Mask octal digits (PAND).

+----------------+----------------+----------------+----------------+----------------+----------------+----------------+----------------+
|...ddd..........|......ccc.......|.........bbb....|............aaa.|...ggg..........|......hhh.......|.........fff....|............eee.|
+----------------+----------------+----------------+----------------+----------------+----------------+----------------+----------------+

Parallel shift right (PMULHUW):
- d and g must be shifted 10 bits right,
- c and h must be shifted 7 bits right,
- b and f must be shifted 4 bits right,
- a and e must be shifted 1 bit right.
Multipliers are (respectively):
- 1 << (16 - 10)
- 1 << (16 - 7)
- 1 << (16 - 12)
- 1 << (16 - 15)

+----------------+----------------+----------------+----------------+----------------+----------------+----------------+----------------+
|.............ddd|.............ccc|.............bbb|.............aaa|.............ggg|.............hhh|.............fff|.............eee|
+----------------+----------------+----------------+----------------+----------------+----------------+----------------+----------------+

pack to bytes and convert to ASCII (PACKUSWB & PADDB).

Experiments

Converter naive implements naive algorithm,
converter mul implements improved naive,
converter SSE2 is a SSE implementation of naive,
converter pdep use PDEP instruction,
converter 1 LUT is variant 1 from lookup tables,
converter 2 LUTs is variant 2 from lookup tables.

Results from Pentium M

convert	time [s]	speedup
naive	0.2296	1.00	██████████████████
mul	0.3846	0.60	███████████
SSE2	0.2629	0.87	████████████████
1 LUT	0.1122	2.05	██████████████████████████████████████
2 LUTs	0.1286	1.79	█████████████████████████████████

Notes:

The SSE2 procedure is slower than scalar one.
Simple shifts and bit-or are faster than multiplication.
LUT versions are the fastest, even version with two lookup-tables is very fast.

Results from Core i7

Statistics from 20 samples.

convert	time [s]			speedup (avg)
convert	min	max	avg	speedup (avg)
naive	0.1630	0.2040	0.1841	1.00	████████████████████
mul	0.1630	0.2200	0.1777	1.04	████████████████████
SSE2	0.2170	0.2570	0.2318	0.79	███████████████
pdep	0.1360	0.1650	0.1491	1.23	████████████████████████
1 LUT	0.1350	0.1680	0.1452	1.27	█████████████████████████
2 LUTs	0.1350	0.1770	0.1468	1.25	█████████████████████████

Notes:

The SSE2 is the slowest.
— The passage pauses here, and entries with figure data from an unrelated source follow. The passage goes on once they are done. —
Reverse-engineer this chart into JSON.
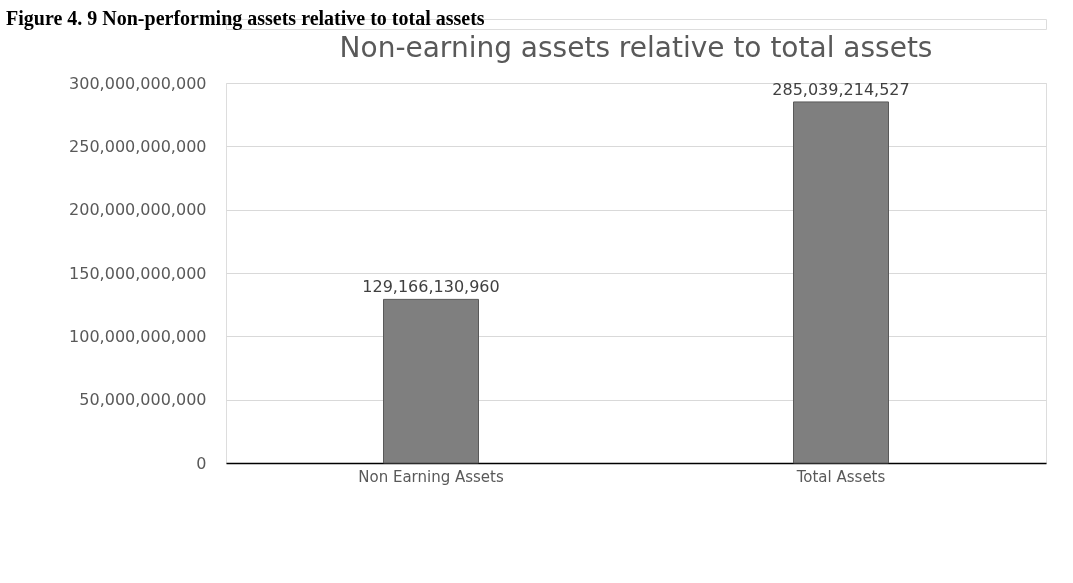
{
  "chart_data": {
    "type": "bar",
    "title": "Non-earning assets relative to total assets",
    "annotations": [
      "Figure 4. 9 Non-performing assets relative to total assets"
    ],
    "categories": [
      "Non Earning Assets",
      "Total Assets"
    ],
    "values": [
      129166130960,
      285039214527
    ],
    "color": "#7f7f7f",
    "ylim": [
      0,
      300000000000
    ],
    "yticks": [
      {
        "value": 0,
        "label": "0"
      },
      {
        "value": 50000000000,
        "label": "50,000,000,000"
      },
      {
        "value": 100000000000,
        "label": "100,000,000,000"
      },
      {
        "value": 150000000000,
        "label": "150,000,000,000"
      },
      {
        "value": 200000000000,
        "label": "200,000,000,000"
      },
      {
        "value": 250000000000,
        "label": "250,000,000,000"
      },
      {
        "value": 300000000000,
        "label": "300,000,000,000"
      }
    ],
    "grid": "y",
    "value_labels": [
      "129,166,130,960",
      "285,039,214,527"
    ]
  }
}
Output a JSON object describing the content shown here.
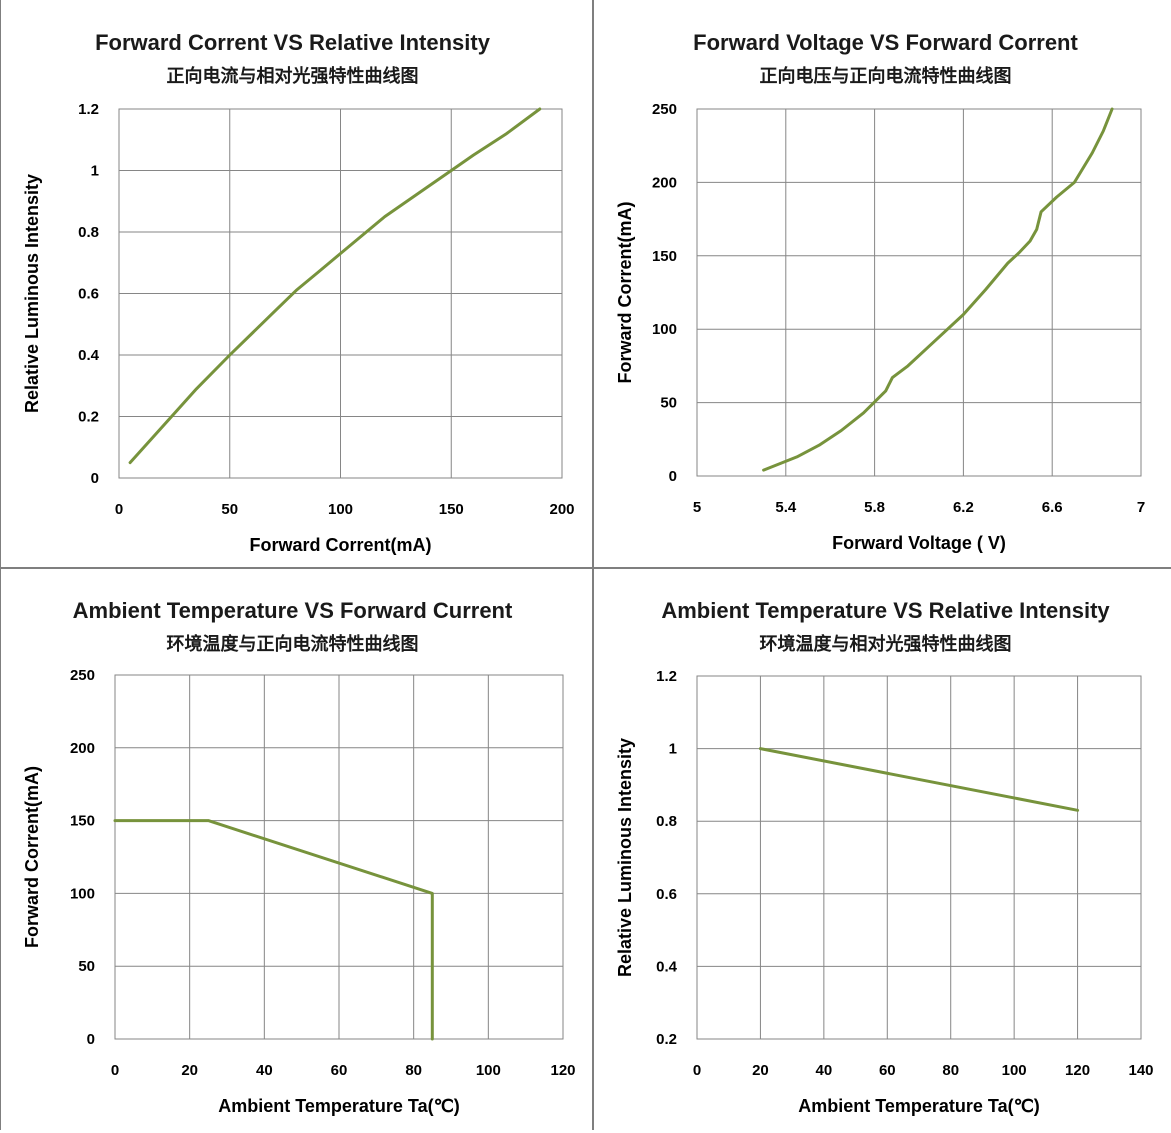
{
  "colors": {
    "line": "#77933c",
    "grid": "#868686",
    "axis_text": "#000000",
    "divider": "#7f7f7f"
  },
  "chart_data": [
    {
      "type": "line",
      "title": "Forward  Corrent VS  Relative Intensity",
      "subtitle": "正向电流与相对光强特性曲线图",
      "xlabel": "Forward  Corrent(mA)",
      "ylabel": "Relative  Luminous Intensity",
      "xlim": [
        0,
        200
      ],
      "ylim": [
        0,
        1.2
      ],
      "xticks": [
        "0",
        "50",
        "100",
        "150",
        "200"
      ],
      "yticks": [
        "0",
        "0.2",
        "0.4",
        "0.6",
        "0.8",
        "1",
        "1.2"
      ],
      "grid": true,
      "series": [
        {
          "x": [
            5,
            25,
            35,
            50,
            60,
            70,
            80,
            90,
            100,
            120,
            140,
            150,
            160,
            175,
            190
          ],
          "y": [
            0.05,
            0.21,
            0.29,
            0.4,
            0.47,
            0.54,
            0.61,
            0.67,
            0.73,
            0.85,
            0.95,
            1.0,
            1.05,
            1.12,
            1.2
          ]
        }
      ]
    },
    {
      "type": "line",
      "title": "Forward Voltage VS Forward  Corrent",
      "subtitle": "正向电压与正向电流特性曲线图",
      "xlabel": "Forward Voltage ( V)",
      "ylabel": "Forward  Corrent(mA)",
      "xlim": [
        5,
        7
      ],
      "ylim": [
        0,
        250
      ],
      "xticks": [
        "5",
        "5.4",
        "5.8",
        "6.2",
        "6.6",
        "7"
      ],
      "yticks": [
        "0",
        "50",
        "100",
        "150",
        "200",
        "250"
      ],
      "grid": true,
      "series": [
        {
          "x": [
            5.3,
            5.45,
            5.55,
            5.65,
            5.75,
            5.85,
            5.88,
            5.95,
            6.05,
            6.2,
            6.3,
            6.4,
            6.45,
            6.5,
            6.53,
            6.55,
            6.62,
            6.7,
            6.78,
            6.83,
            6.87
          ],
          "y": [
            4,
            13,
            21,
            31,
            43,
            58,
            67,
            75,
            89,
            110,
            127,
            145,
            152,
            160,
            168,
            180,
            190,
            200,
            220,
            235,
            250
          ]
        }
      ]
    },
    {
      "type": "line",
      "title": "Ambient Temperature VS  Forward Current",
      "subtitle": "环境温度与正向电流特性曲线图",
      "xlabel": "Ambient Temperature Ta(℃)",
      "ylabel": "Forward  Corrent(mA)",
      "xlim": [
        0,
        120
      ],
      "ylim": [
        0,
        250
      ],
      "xticks": [
        "0",
        "20",
        "40",
        "60",
        "80",
        "100",
        "120"
      ],
      "yticks": [
        "0",
        "50",
        "100",
        "150",
        "200",
        "250"
      ],
      "grid": true,
      "series": [
        {
          "x": [
            0,
            25,
            85,
            85
          ],
          "y": [
            150,
            150,
            100,
            0
          ]
        }
      ]
    },
    {
      "type": "line",
      "title": "Ambient Temperature VS Relative Intensity",
      "subtitle": "环境温度与相对光强特性曲线图",
      "xlabel": "Ambient Temperature Ta(℃)",
      "ylabel": "Relative  Luminous Intensity",
      "xlim": [
        0,
        140
      ],
      "ylim": [
        0.2,
        1.2
      ],
      "xticks": [
        "0",
        "20",
        "40",
        "60",
        "80",
        "100",
        "120",
        "140"
      ],
      "yticks": [
        "0.2",
        "0.4",
        "0.6",
        "0.8",
        "1",
        "1.2"
      ],
      "grid": true,
      "series": [
        {
          "x": [
            20,
            120
          ],
          "y": [
            1.0,
            0.83
          ]
        }
      ]
    }
  ]
}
This is big surprise
PDEP and lookup methods has simiar speedup. PDEP is better as doesn't require additional memory. On CPUs without BMI2 extension method with two lookup-tables would be good choice.
Multiplication is not faster than 2 shifts and bit-or. Another surprise.

Sample code

Full implementation and program used in experiments are available on github.